As it turns out, that depends not on Brock but on a young ingénue from the chorus, Peggy Sawyer who’s looking for her first break into musical theatre. Step forward Clare Halse who should become a new theatre star through her performance in this show (she should also take the last bow in the finale but that’s another story!). What there is of a dramatic storyline in 42nd Street hinges on whether Sawyer will be able to learn the lead role in record time and save the show – and the company’s jobs! The show’s writers Michael Stewart and Mark Bramble – the latter directs this production – also throw in an innocent yet engaging love story with leading male dancer Billy Lawlor (Stuart Neal) who both gets Sawyer into the show in the first place and tries to win her heart.

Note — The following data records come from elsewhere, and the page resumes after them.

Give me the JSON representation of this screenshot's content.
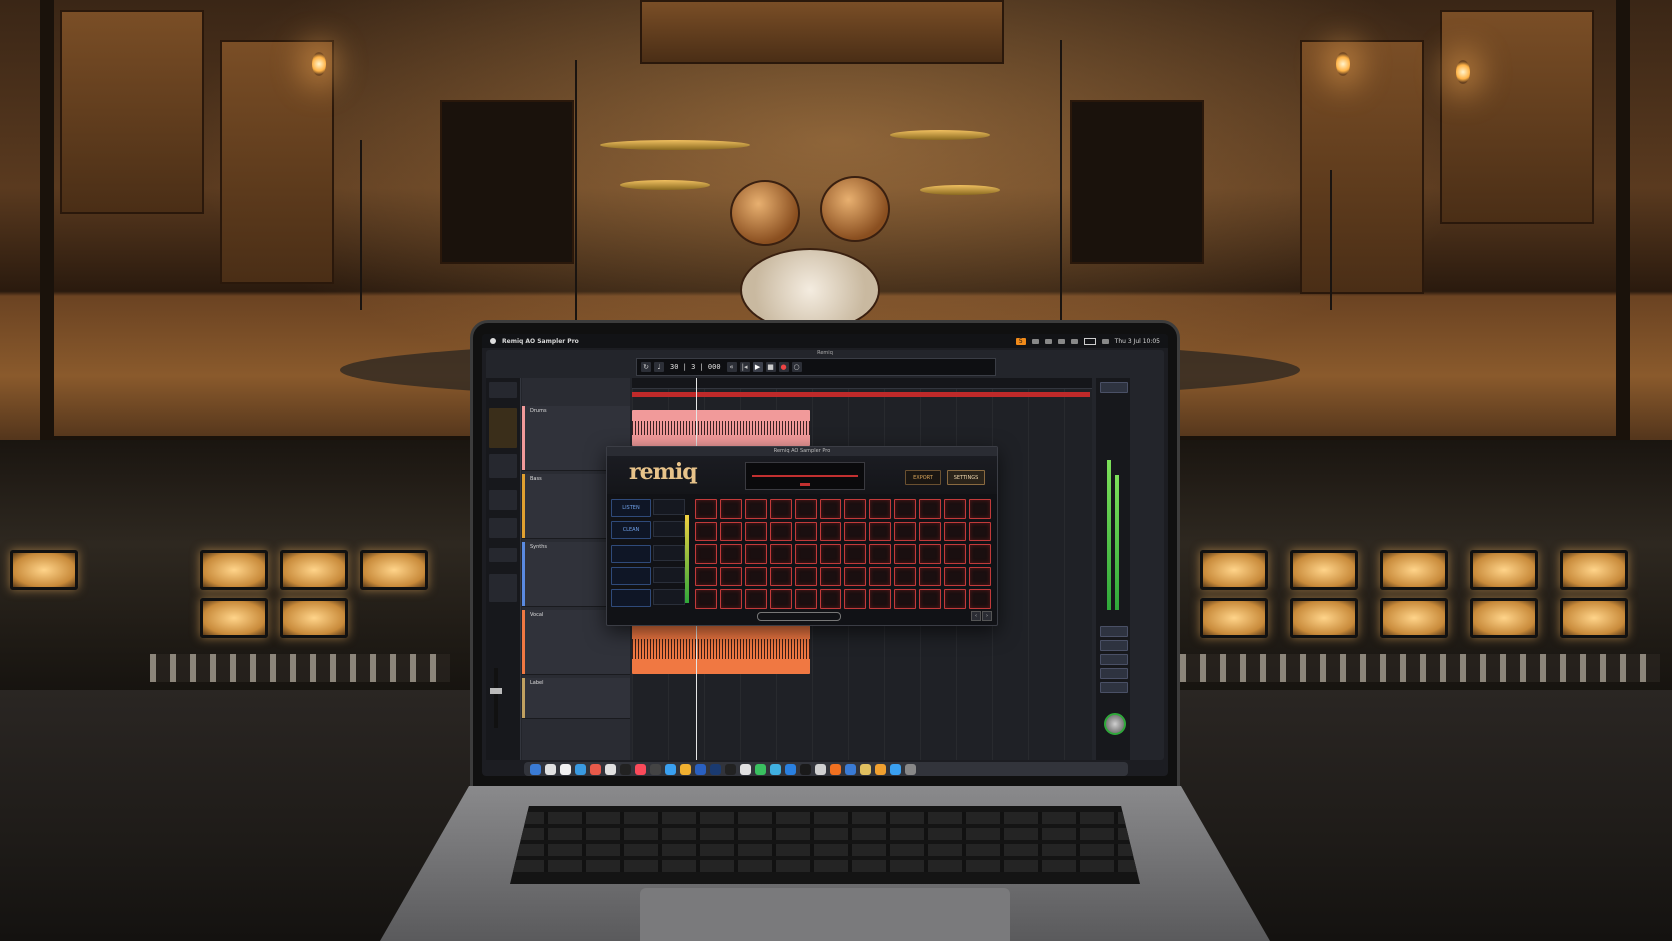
{
  "menubar": {
    "app_title": "Remiq AO Sampler Pro",
    "record_badge": "5",
    "status_right": "Thu 3 Jul 10:05"
  },
  "daw": {
    "window_title": "Remiq",
    "transport_counter": "30 | 3 | 000",
    "tracks": [
      {
        "name": "Drums",
        "color": "#f19a9a"
      },
      {
        "name": "Bass",
        "color": "#e0a030"
      },
      {
        "name": "Synths",
        "color": "#5a8ae0"
      },
      {
        "name": "Vocal",
        "color": "#f07842"
      },
      {
        "name": "Label",
        "color": "#c0a060"
      }
    ]
  },
  "plugin": {
    "window_title": "Remiq AO Sampler Pro",
    "logo": "remiq",
    "export_label": "EXPORT",
    "settings_label": "SETTINGS",
    "modes": [
      "LISTEN",
      "CLEAN"
    ],
    "pad_rows": 5,
    "pad_cols": 12,
    "colors": {
      "accent": "#e8c38a",
      "pad_border": "#c23a3a",
      "mode": "#6fa0e8"
    }
  },
  "dock": {
    "icon_colors": [
      "#3a7bd5",
      "#e0e0e0",
      "#f0f0f0",
      "#3a9ae0",
      "#e85a4a",
      "#e0e0e0",
      "#222",
      "#fa4a5a",
      "#444",
      "#3aa0f0",
      "#f0b030",
      "#2a60c0",
      "#1a3a70",
      "#222",
      "#e0e0e0",
      "#3ac060",
      "#40b0e0",
      "#2a80e0",
      "#1a1a1a",
      "#d0d0d0",
      "#f07020",
      "#3a7bd5",
      "#e0c060",
      "#f0a030",
      "#3aa0f0",
      "#888"
    ]
  }
}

Harry Warren’s melodies for numbers such as ‘We’re in the money’ (an Act 1 showstopper), the title number and  ‘Lullaby of Broadway’ are as sumptuous as they are uplifting and musical director Jae Alexander is obviously in his element in an elevating conductor’s seat! 42nd Street has a string of great supporting roles, led by Jasna Ivir and Christopher Howell as Pretty Lady’s writers who both work on the show and appear in it (as writers sometimes did in those days). They ‘Shuffle Off to Buffalo’ with the chorus in another musical delight.

42nd Street is pure showbiz at its core – as Marsh says to Sawyer, ‘You’re going out there a nobody, but you gotta come back a STAR!!!’. It’s just the kind of uplifting show the West End needs in the light of Brexit and a general election and features surely the hardest working ensemble in the West End. In the last show of an 8 show week the whole company were projecting excitement and pure showbiz throughout…it’s a taptastic delight!